Brusquement, Dasein se pencha vers l’assiette de ragoût pour la humer. Derrière l’arôme puissant du Jaspé, une odeur amère lui fit froncer le nez.

— Du cyanure ? Il posa sur Clara un regard accusateur.

Elle regarda le plat.

— Du cyanure ?

— Vous avez essayé de me tuer !

Elle ramassa l’assiette, la renifla. Elle pâlit. Se retourna. Dévisagea Dasein, l’air ahuri.

— Oh, mon Dieu ! Le diluant de peinture ! Elle laissa tomber l’assiette et détala au pas de course vers sa voiture avant que Dasein n’ait pu l’arrêter. La Chevrolet démarra sur les chapeaux de roues, tourna dans une gerbe de sable et fonça vers la route. Elle dérapa en virant pour prendre la direction de la ville.

Dasein contemplait la scène.

Elle a essayé de me tuer. Du cyanure. Du diluant de peinture.

Pourtant, il ne pouvait faire abstraction de sa pâleur, de ses grands yeux étonnés. Elle avait été surprise, choquée, tout autant que lui. Du diluant. Il contempla le cadavre du chien. Aurait-elle laissé près de lui ce plat en le sachant empoisonné ? Peu probable. Alors pourquoi avait-elle fui ?

Du diluant.

Il y avait chez elle de la nourriture contaminée, comprit-il soudain. Elle se dépêchait de rentrer avant que l’un des siens ne s’empoisonne.

J’aurais mangé le ragoût, se dit Dasein.

Un accident. Encore un tragique accident.

Il donna un coup de pied dans le plat renversé, tira le cadavre de la bête hors du passage, grimpa derrière le volant de son camping-car. Après la voiture de Jersey, le moteur du Ford était une épave cliquetante. Il manœuvra lentement pour rejoindre la route et regagner la ville.

Un accident, songeait-il.

Un schéma se dessinait, mais il lui était difficile de l’admettre. C’était une déduction à la Sherlock Holmes : « Une fois éliminé l’impossible, ce qui reste, si improbable qu’il puisse paraître, ne peut être que la vérité. »

Jenny avait crié : « Va-t’en loin de moi. Je t’aime ! »

Ça se tenait. Elle l’aimait effectivement. Donc il devait se tenir éloigné d’elle. Provisoirement.

Arrivé à un embranchement, il prit à droite, suivant la flèche marquée « Serres ».

Un pont franchissait la rivière – un vieux pont en dos d’âne… Les lourdes planches branlaient sous ses roues.
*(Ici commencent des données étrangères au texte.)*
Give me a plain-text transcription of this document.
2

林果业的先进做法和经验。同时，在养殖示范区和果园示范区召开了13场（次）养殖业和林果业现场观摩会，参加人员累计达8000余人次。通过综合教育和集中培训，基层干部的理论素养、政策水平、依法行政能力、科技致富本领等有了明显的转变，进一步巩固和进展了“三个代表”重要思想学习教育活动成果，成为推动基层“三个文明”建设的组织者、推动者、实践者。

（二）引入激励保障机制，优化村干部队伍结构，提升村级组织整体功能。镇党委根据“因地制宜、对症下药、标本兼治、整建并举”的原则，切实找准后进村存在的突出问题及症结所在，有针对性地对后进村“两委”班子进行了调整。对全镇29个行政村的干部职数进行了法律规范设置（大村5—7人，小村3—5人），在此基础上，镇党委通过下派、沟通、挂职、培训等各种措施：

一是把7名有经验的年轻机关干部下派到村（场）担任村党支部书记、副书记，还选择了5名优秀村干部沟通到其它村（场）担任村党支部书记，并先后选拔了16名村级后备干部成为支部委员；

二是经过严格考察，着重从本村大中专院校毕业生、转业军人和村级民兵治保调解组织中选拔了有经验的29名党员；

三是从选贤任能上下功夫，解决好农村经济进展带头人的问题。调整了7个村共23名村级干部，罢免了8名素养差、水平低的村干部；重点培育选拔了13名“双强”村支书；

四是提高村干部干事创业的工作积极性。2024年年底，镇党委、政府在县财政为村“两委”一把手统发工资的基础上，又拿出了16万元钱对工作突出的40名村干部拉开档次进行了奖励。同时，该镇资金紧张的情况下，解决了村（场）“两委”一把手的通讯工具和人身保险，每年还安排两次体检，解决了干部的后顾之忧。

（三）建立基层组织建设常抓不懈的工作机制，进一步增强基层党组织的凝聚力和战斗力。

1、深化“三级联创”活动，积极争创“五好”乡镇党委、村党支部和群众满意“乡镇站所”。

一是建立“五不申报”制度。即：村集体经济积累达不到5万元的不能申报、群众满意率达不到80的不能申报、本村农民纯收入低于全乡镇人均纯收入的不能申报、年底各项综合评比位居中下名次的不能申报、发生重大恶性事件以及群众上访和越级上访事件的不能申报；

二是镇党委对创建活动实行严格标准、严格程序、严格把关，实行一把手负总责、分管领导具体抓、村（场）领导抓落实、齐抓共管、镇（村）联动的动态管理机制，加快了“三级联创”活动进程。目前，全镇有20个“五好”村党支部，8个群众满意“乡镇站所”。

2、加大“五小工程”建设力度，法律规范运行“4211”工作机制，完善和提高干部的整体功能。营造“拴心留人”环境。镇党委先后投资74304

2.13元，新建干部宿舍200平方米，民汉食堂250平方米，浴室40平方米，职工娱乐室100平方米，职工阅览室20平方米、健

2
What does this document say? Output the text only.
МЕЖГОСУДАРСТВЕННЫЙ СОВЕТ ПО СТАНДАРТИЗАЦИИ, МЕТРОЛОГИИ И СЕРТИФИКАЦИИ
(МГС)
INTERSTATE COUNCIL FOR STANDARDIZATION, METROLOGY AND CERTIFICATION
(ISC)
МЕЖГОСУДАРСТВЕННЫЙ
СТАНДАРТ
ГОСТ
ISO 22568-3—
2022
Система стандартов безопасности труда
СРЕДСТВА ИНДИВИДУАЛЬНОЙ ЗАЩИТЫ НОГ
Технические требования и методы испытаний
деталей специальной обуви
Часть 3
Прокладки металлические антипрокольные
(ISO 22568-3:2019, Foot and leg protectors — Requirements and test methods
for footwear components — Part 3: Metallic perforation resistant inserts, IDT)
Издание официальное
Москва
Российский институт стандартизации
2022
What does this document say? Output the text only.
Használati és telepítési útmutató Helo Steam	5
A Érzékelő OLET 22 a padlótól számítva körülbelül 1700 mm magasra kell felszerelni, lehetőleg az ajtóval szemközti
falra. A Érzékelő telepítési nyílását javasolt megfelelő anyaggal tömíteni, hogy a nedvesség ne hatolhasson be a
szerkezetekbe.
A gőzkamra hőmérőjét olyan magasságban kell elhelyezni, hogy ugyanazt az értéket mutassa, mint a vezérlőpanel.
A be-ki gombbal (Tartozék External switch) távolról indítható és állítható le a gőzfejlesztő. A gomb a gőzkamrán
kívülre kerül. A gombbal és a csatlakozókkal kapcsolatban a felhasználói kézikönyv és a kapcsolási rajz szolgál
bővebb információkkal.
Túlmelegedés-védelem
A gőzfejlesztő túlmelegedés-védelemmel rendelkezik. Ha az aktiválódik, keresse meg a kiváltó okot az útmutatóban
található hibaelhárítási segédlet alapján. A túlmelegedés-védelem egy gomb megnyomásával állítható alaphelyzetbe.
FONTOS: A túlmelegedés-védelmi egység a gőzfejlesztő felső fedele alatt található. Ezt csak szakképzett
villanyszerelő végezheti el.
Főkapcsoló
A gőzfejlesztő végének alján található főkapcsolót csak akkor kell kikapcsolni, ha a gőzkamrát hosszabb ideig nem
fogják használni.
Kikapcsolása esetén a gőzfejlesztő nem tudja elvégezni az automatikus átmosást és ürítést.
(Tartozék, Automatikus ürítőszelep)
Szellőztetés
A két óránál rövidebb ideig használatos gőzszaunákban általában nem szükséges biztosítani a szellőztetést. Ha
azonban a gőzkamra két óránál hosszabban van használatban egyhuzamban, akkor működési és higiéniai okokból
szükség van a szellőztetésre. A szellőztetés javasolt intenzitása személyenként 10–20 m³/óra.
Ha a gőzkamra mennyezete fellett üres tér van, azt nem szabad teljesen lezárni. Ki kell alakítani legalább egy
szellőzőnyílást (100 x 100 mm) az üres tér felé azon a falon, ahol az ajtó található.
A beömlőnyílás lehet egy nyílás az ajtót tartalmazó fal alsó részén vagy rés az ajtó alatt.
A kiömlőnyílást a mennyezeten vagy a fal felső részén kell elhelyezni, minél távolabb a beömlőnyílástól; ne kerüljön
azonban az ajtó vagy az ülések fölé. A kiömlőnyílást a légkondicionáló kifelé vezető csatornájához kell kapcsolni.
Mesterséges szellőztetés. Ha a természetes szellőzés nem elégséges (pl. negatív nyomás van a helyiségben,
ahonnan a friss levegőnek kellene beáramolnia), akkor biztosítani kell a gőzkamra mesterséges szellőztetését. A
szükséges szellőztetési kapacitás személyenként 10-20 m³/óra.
La rivière écumait en s’écrasant contre les culées de pierre usée des piles.

Dasein ralentit de l’autre côté, rendu méfiant par ce sixième sens auquel il avait appris à faire confiance.

La route longeait la rive droite du cours d’eau. Il la suivit en roulant au pas. Il jeta un coup d’œil vers l’amont mais un bosquet de saules cachait le pont.

La rivière lui donnait une impression de traîtrise, de dérobade… Elle lui faisait penser à un serpent liquide, venimeux, empli d’une énergie malfaisante. C’était un concentré de malveillance qui bondissait dans les rapides le long de la route. Et ce bruit… comme un rire moqueur.

Dasein poussa un soupir de soulagement lorsque la route s’éloigna de la rivière pour contourner deux collines basses et redescendre vers un vallon. Il aperçut de l’herbe derrière les arbres. Une étendue d’un vert brillant, considérablement plus vaste qu’il ne l’avait supposé.

La route débouchait sur un parc de stationnement pavé, face à une bâtisse en pierre. D’autres bâtiments – toits de tuiles, rideaux aux fenêtres – s’étageaient en lignes parallèles sur le flanc de la colline derrière les serres.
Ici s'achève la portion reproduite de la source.